Main Menu( "Replace all" );

end_dt = HP time();

print(char((end_dt - start_dt)/1e6) || " seconds for " || char(nr) || " rows");

jwweaver

Community Trekker

Joined:

Jun 4, 2014

Maybe I've confused what David was asking based on his comment of "Get column Names".  I was under the impression he wants to change column names (not actual row data).  In any event, that is what I am trying to do.  I want to change the name of multiple columns (i.e., remove "labdata" from every column name).  That is what my script above will do.  In JSL it takes ~19 sec on 85,000 columns.  The "Search Dialog" takes only a fraction of a second.

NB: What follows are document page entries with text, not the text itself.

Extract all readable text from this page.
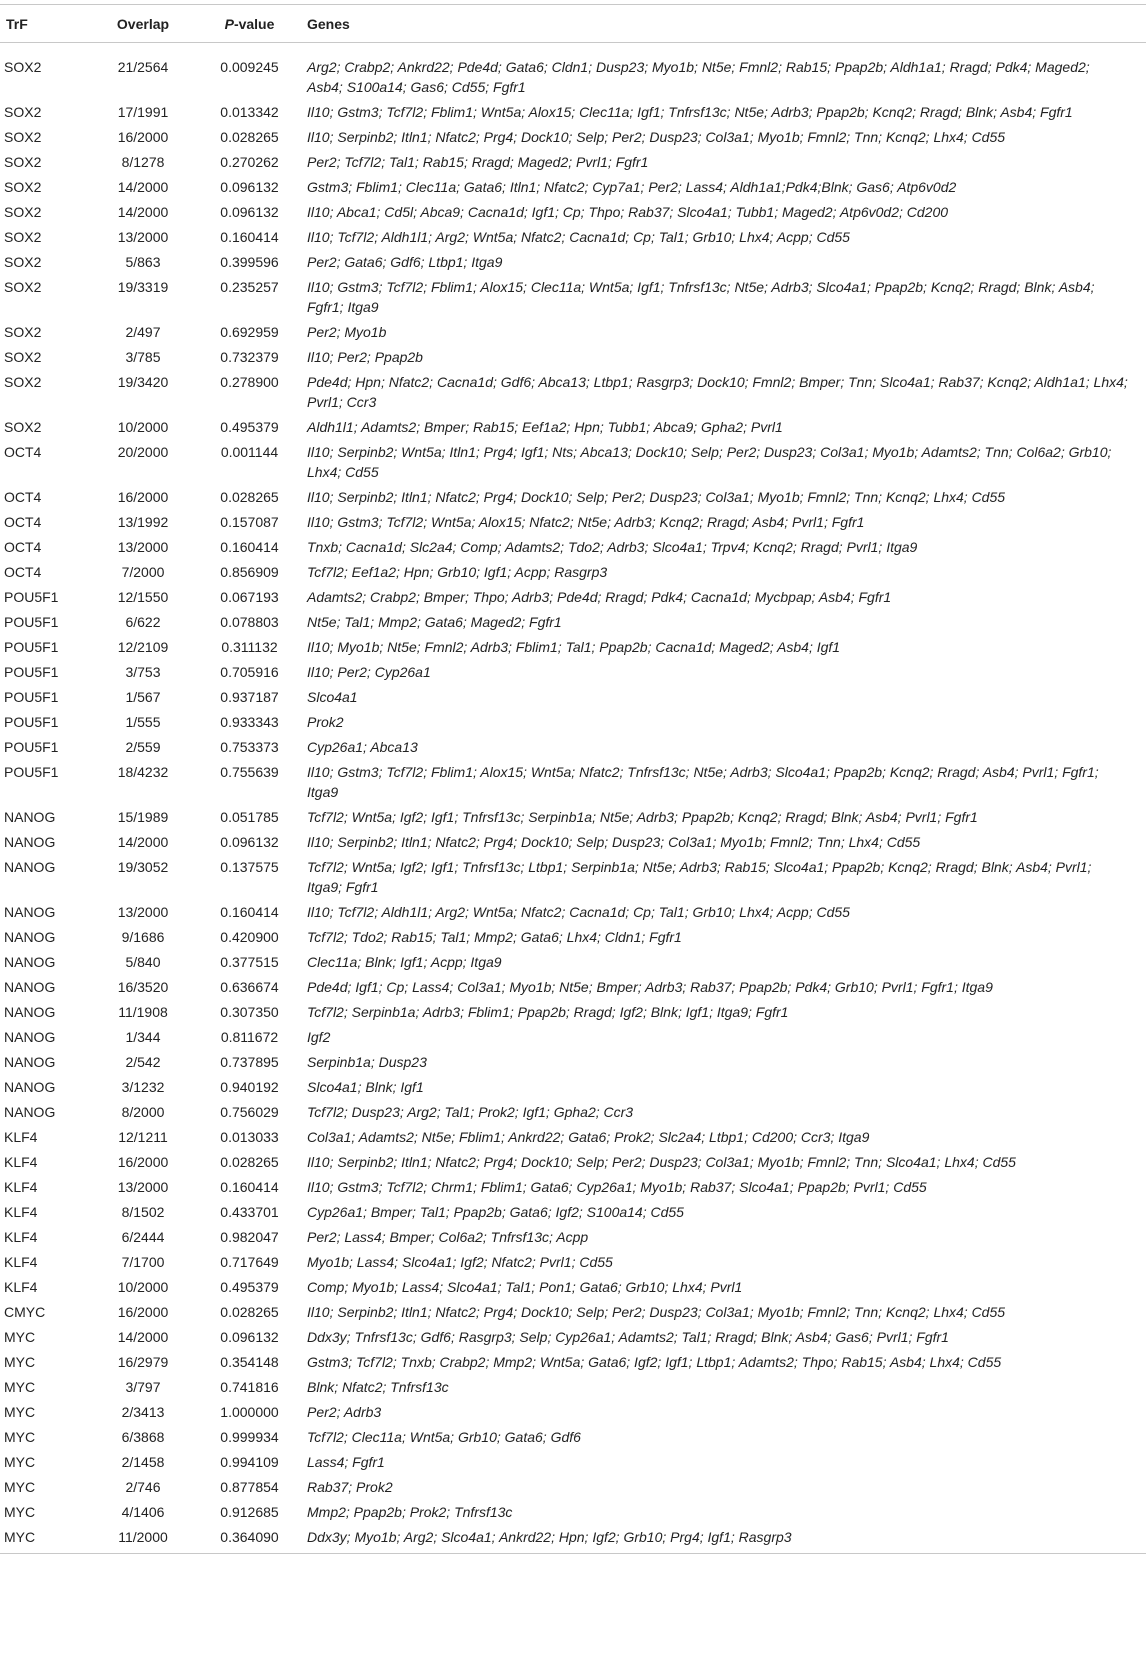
TrF	Overlap	P-value	Genes
SOX2	21/2564	0.009245	Arg2; Crabp2; Ankrd22; Pde4d; Gata6; Cldn1; Dusp23; Myo1b; Nt5e; Fmnl2; Rab15; Ppap2b; Aldh1a1; Rragd; Pdk4; Maged2; Asb4; S100a14; Gas6; Cd55; Fgfr1
SOX2	17/1991	0.013342	Il10; Gstm3; Tcf7l2; Fblim1; Wnt5a; Alox15; Clec11a; Igf1; Tnfrsf13c; Nt5e; Adrb3; Ppap2b; Kcnq2; Rragd; Blnk; Asb4; Fgfr1
SOX2	16/2000	0.028265	Il10; Serpinb2; Itln1; Nfatc2; Prg4; Dock10; Selp; Per2; Dusp23; Col3a1; Myo1b; Fmnl2; Tnn; Kcnq2; Lhx4; Cd55
SOX2	8/1278	0.270262	Per2; Tcf7l2; Tal1; Rab15; Rragd; Maged2; Pvrl1; Fgfr1
SOX2	14/2000	0.096132	Gstm3; Fblim1; Clec11a; Gata6; Itln1; Nfatc2; Cyp7a1; Per2; Lass4; Aldh1a1;Pdk4;Blnk; Gas6; Atp6v0d2
SOX2	14/2000	0.096132	Il10; Abca1; Cd5l; Abca9; Cacna1d; Igf1; Cp; Thpo; Rab37; Slco4a1; Tubb1; Maged2; Atp6v0d2; Cd200
SOX2	13/2000	0.160414	Il10; Tcf7l2; Aldh1l1; Arg2; Wnt5a; Nfatc2; Cacna1d; Cp; Tal1; Grb10; Lhx4; Acpp; Cd55
SOX2	5/863	0.399596	Per2; Gata6; Gdf6; Ltbp1; Itga9
SOX2	19/3319	0.235257	Il10; Gstm3; Tcf7l2; Fblim1; Alox15; Clec11a; Wnt5a; Igf1; Tnfrsf13c; Nt5e; Adrb3; Slco4a1; Ppap2b; Kcnq2; Rragd; Blnk; Asb4; Fgfr1; Itga9
SOX2	2/497	0.692959	Per2; Myo1b
SOX2	3/785	0.732379	Il10; Per2; Ppap2b
SOX2	19/3420	0.278900	Pde4d; Hpn; Nfatc2; Cacna1d; Gdf6; Abca13; Ltbp1; Rasgrp3; Dock10; Fmnl2; Bmper; Tnn; Slco4a1; Rab37; Kcnq2; Aldh1a1; Lhx4; Pvrl1; Ccr3
SOX2	10/2000	0.495379	Aldh1l1; Adamts2; Bmper; Rab15; Eef1a2; Hpn; Tubb1; Abca9; Gpha2; Pvrl1
OCT4	20/2000	0.001144	Il10; Serpinb2; Wnt5a; Itln1; Prg4; Igf1; Nts; Abca13; Dock10; Selp; Per2; Dusp23; Col3a1; Myo1b; Adamts2; Tnn; Col6a2; Grb10; Lhx4; Cd55
OCT4	16/2000	0.028265	Il10; Serpinb2; Itln1; Nfatc2; Prg4; Dock10; Selp; Per2; Dusp23; Col3a1; Myo1b; Fmnl2; Tnn; Kcnq2; Lhx4; Cd55
OCT4	13/1992	0.157087	Il10; Gstm3; Tcf7l2; Wnt5a; Alox15; Nfatc2; Nt5e; Adrb3; Kcnq2; Rragd; Asb4; Pvrl1; Fgfr1
OCT4	13/2000	0.160414	Tnxb; Cacna1d; Slc2a4; Comp; Adamts2; Tdo2; Adrb3; Slco4a1; Trpv4; Kcnq2; Rragd; Pvrl1; Itga9
OCT4	7/2000	0.856909	Tcf7l2; Eef1a2; Hpn; Grb10; Igf1; Acpp; Rasgrp3
POU5F1	12/1550	0.067193	Adamts2; Crabp2; Bmper; Thpo; Adrb3; Pde4d; Rragd; Pdk4; Cacna1d; Mycbpap; Asb4; Fgfr1
POU5F1	6/622	0.078803	Nt5e; Tal1; Mmp2; Gata6; Maged2; Fgfr1
POU5F1	12/2109	0.311132	Il10; Myo1b; Nt5e; Fmnl2; Adrb3; Fblim1; Tal1; Ppap2b; Cacna1d; Maged2; Asb4; Igf1
POU5F1	3/753	0.705916	Il10; Per2; Cyp26a1
POU5F1	1/567	0.937187	Slco4a1
POU5F1	1/555	0.933343	Prok2
POU5F1	2/559	0.753373	Cyp26a1; Abca13
POU5F1	18/4232	0.755639	Il10; Gstm3; Tcf7l2; Fblim1; Alox15; Wnt5a; Nfatc2; Tnfrsf13c; Nt5e; Adrb3; Slco4a1; Ppap2b; Kcnq2; Rragd; Asb4; Pvrl1; Fgfr1; Itga9
NANOG	15/1989	0.051785	Tcf7l2; Wnt5a; Igf2; Igf1; Tnfrsf13c; Serpinb1a; Nt5e; Adrb3; Ppap2b; Kcnq2; Rragd; Blnk; Asb4; Pvrl1; Fgfr1
NANOG	14/2000	0.096132	Il10; Serpinb2; Itln1; Nfatc2; Prg4; Dock10; Selp; Dusp23; Col3a1; Myo1b; Fmnl2; Tnn; Lhx4; Cd55
NANOG	19/3052	0.137575	Tcf7l2; Wnt5a; Igf2; Igf1; Tnfrsf13c; Ltbp1; Serpinb1a; Nt5e; Adrb3; Rab15; Slco4a1; Ppap2b; Kcnq2; Rragd; Blnk; Asb4; Pvrl1; Itga9; Fgfr1
NANOG	13/2000	0.160414	Il10; Tcf7l2; Aldh1l1; Arg2; Wnt5a; Nfatc2; Cacna1d; Cp; Tal1; Grb10; Lhx4; Acpp; Cd55
NANOG	9/1686	0.420900	Tcf7l2; Tdo2; Rab15; Tal1; Mmp2; Gata6; Lhx4; Cldn1; Fgfr1
NANOG	5/840	0.377515	Clec11a; Blnk; Igf1; Acpp; Itga9
NANOG	16/3520	0.636674	Pde4d; Igf1; Cp; Lass4; Col3a1; Myo1b; Nt5e; Bmper; Adrb3; Rab37; Ppap2b; Pdk4; Grb10; Pvrl1; Fgfr1; Itga9
NANOG	11/1908	0.307350	Tcf7l2; Serpinb1a; Adrb3; Fblim1; Ppap2b; Rragd; Igf2; Blnk; Igf1; Itga9; Fgfr1
NANOG	1/344	0.811672	Igf2
NANOG	2/542	0.737895	Serpinb1a; Dusp23
NANOG	3/1232	0.940192	Slco4a1; Blnk; Igf1
NANOG	8/2000	0.756029	Tcf7l2; Dusp23; Arg2; Tal1; Prok2; Igf1; Gpha2; Ccr3
KLF4	12/1211	0.013033	Col3a1; Adamts2; Nt5e; Fblim1; Ankrd22; Gata6; Prok2; Slc2a4; Ltbp1; Cd200; Ccr3; Itga9
KLF4	16/2000	0.028265	Il10; Serpinb2; Itln1; Nfatc2; Prg4; Dock10; Selp; Per2; Dusp23; Col3a1; Myo1b; Fmnl2; Tnn; Slco4a1; Lhx4; Cd55
KLF4	13/2000	0.160414	Il10; Gstm3; Tcf7l2; Chrm1; Fblim1; Gata6; Cyp26a1; Myo1b; Rab37; Slco4a1; Ppap2b; Pvrl1; Cd55
KLF4	8/1502	0.433701	Cyp26a1; Bmper; Tal1; Ppap2b; Gata6; Igf2; S100a14; Cd55
KLF4	6/2444	0.982047	Per2; Lass4; Bmper; Col6a2; Tnfrsf13c; Acpp
KLF4	7/1700	0.717649	Myo1b; Lass4; Slco4a1; Igf2; Nfatc2; Pvrl1; Cd55
KLF4	10/2000	0.495379	Comp; Myo1b; Lass4; Slco4a1; Tal1; Pon1; Gata6; Grb10; Lhx4; Pvrl1
CMYC	16/2000	0.028265	Il10; Serpinb2; Itln1; Nfatc2; Prg4; Dock10; Selp; Per2; Dusp23; Col3a1; Myo1b; Fmnl2; Tnn; Kcnq2; Lhx4; Cd55
MYC	14/2000	0.096132	Ddx3y; Tnfrsf13c; Gdf6; Rasgrp3; Selp; Cyp26a1; Adamts2; Tal1; Rragd; Blnk; Asb4; Gas6; Pvrl1; Fgfr1
MYC	16/2979	0.354148	Gstm3; Tcf7l2; Tnxb; Crabp2; Mmp2; Wnt5a; Gata6; Igf2; Igf1; Ltbp1; Adamts2; Thpo; Rab15; Asb4; Lhx4; Cd55
MYC	3/797	0.741816	Blnk; Nfatc2; Tnfrsf13c
MYC	2/3413	1.000000	Per2; Adrb3
MYC	6/3868	0.999934	Tcf7l2; Clec11a; Wnt5a; Grb10; Gata6; Gdf6
MYC	2/1458	0.994109	Lass4; Fgfr1
MYC	2/746	0.877854	Rab37; Prok2
MYC	4/1406	0.912685	Mmp2; Ppap2b; Prok2; Tnfrsf13c
MYC	11/2000	0.364090	Ddx3y; Myo1b; Arg2; Slco4a1; Ankrd22; Hpn; Igf2; Grb10; Prg4; Igf1; Rasgrp3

Any ideas on how to do that without a For Loop (or a super efficient one)?

Thanks,

Jake

ms

Super User

Joined:

Jun 23, 2011

I tried to invoke the search dialog using the below approach but it is not working reliably. Seems like the dialog get disconnected when settings are edited by script. But maybe someone can find a way to improve the code.

If this unusually wide file originates from outside JMP, it may be more efficient to edit column names before import e.g. by a perl or VBA script that possibly can be triggered from JSL (may depend on platform).

dt= current data table();

old="C";

New="Q";

dt << Bring Window To Front;

// Invoke search dialog and edit settings

Main Menu( "Find" );

w=window("Search Dialog");

w[Texteditbox(1)]<<set text(old);

w[Texteditbox(2)]<<set text(new);

if(w[Check Box Box( 2 )] << get, w[Check Box Box( 2 )] << set(1));

if(w[Check Box Box( 6 )] << get, w[Check Box Box( 6 )] << set(1));

if((w[Check Box Box( 7 )] << get)==0, w[Check Box Box( 7 )] << set(1));

w[buttonbox(3)]<<Click;

//Main Menu( "Replace All" );

pmroz

Super User

Joined:

Jun 23, 2011

Interesting discussion.  I played around with some code and got 49 seconds for a global column rename of 65394 columns.  Lenovo T420 PC, Windows 7 64-bit, JMP 64-bit, 4 GB RAM.

dt = open("$sample_data\Probe.jmp");

// Extend the number of columns to 65000

// WARNING takes ~10 minutes!

for (i = 1, i <= 65000, i++,

    dt << new column("XYZ" || char(i), Numeric, Continuous);

);

start_dt = today();

col_name_list = dt << get column names(string);

nc = ncols(dt) ;

For (i = 1, i <= nc, i++,

    one_col_name = col_name_list[i];

// Only rename the column if it contains the string in question

    if (contains(one_col_name, "X"),

        column(i) << set name(substitute(one_col_name, "X", "D"));

    );

);

end_dt = today();

print(char(end_dt - start_dt) || " seconds for " || char(nc) || " columns");

jan_akerstrom

Community Trekker

Joined:

Jan 14, 2015

Hi David,

I had the same but reverse problem - a global replacement of point to comma delimiters in a series of process log files.

I found the easiest way to get out of this was to save each jmp file as a text file, and then import it using JMP: s "best guess" option.

It replaced the original delimiters with the one expected by the system (in my case “.” was replaced with  “,” )  and reclassified the columns from categorical to continous. Did one manually and used the source for a script processing the rest.